Abstract

Vegetative tissues usually produce very small amounts of ethylene (2). However, stress and wounding effects, as well as application of some growth regulators, especially auxins, can cause a remarkable increase in ethylene production (1, 10). The rate of ethylene production as positively correlated to the internal level of free IAA, has been demonstrated so far in mung bean hypocotyls (9) and in pea epicotyls (7). Indeed, in these two tissues, IAA-induced ethylene production continued as long as free IAA was present in the medium. On the other hand, in tobacco leaves, IAA-induced ethylene production lasted for several days (3), although IAA was removed from the medium after a 4h-pulse (unpublished results). Such a prolonged increase of the IAA-induced ethylene production occurred in tobacco leaves only when sucrose, or some other carbohydrates, were present in the incubation medium (3, 12).

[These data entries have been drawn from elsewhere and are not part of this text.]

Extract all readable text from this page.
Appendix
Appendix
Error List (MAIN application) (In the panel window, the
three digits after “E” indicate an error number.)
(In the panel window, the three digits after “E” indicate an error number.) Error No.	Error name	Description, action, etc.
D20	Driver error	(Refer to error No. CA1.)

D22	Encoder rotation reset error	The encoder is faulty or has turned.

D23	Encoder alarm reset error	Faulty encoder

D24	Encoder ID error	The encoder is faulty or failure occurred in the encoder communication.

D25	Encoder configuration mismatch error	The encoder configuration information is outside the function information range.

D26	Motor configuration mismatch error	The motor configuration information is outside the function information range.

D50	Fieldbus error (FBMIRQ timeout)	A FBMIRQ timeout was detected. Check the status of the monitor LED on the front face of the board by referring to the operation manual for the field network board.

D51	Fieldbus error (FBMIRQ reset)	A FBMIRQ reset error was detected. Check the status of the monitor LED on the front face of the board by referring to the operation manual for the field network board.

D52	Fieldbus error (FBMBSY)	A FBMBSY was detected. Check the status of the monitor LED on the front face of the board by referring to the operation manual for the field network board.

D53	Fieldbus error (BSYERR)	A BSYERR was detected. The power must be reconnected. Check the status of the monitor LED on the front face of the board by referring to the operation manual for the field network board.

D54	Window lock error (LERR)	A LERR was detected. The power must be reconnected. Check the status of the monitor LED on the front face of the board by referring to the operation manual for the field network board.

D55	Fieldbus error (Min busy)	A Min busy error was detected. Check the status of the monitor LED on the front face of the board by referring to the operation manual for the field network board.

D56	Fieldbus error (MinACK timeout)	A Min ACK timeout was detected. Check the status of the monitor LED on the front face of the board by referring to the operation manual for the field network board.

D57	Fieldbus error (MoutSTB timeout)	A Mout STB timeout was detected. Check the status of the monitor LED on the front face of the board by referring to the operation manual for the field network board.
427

These observations, as well as others, led us to the hypothesis that the natural regulation of ethylene biosynthesis in the leaf is primarily dependent on the type of the endogenous IAA conjugates formed in the tissue and their susceptibility to hydrolytic enzymes. This enzyme-catalyzed hydrolysis of the IAA conjugates enables a frequent, renewed supply of free IAA (3–5), which, in turn, controls ethylene production in vegetative tissues (13). In the present paper we summarize our recent results (3,11,12) regarding the stimulatory effect of carbohydrates both on IAA metabolism and on ethylene biosynthesis.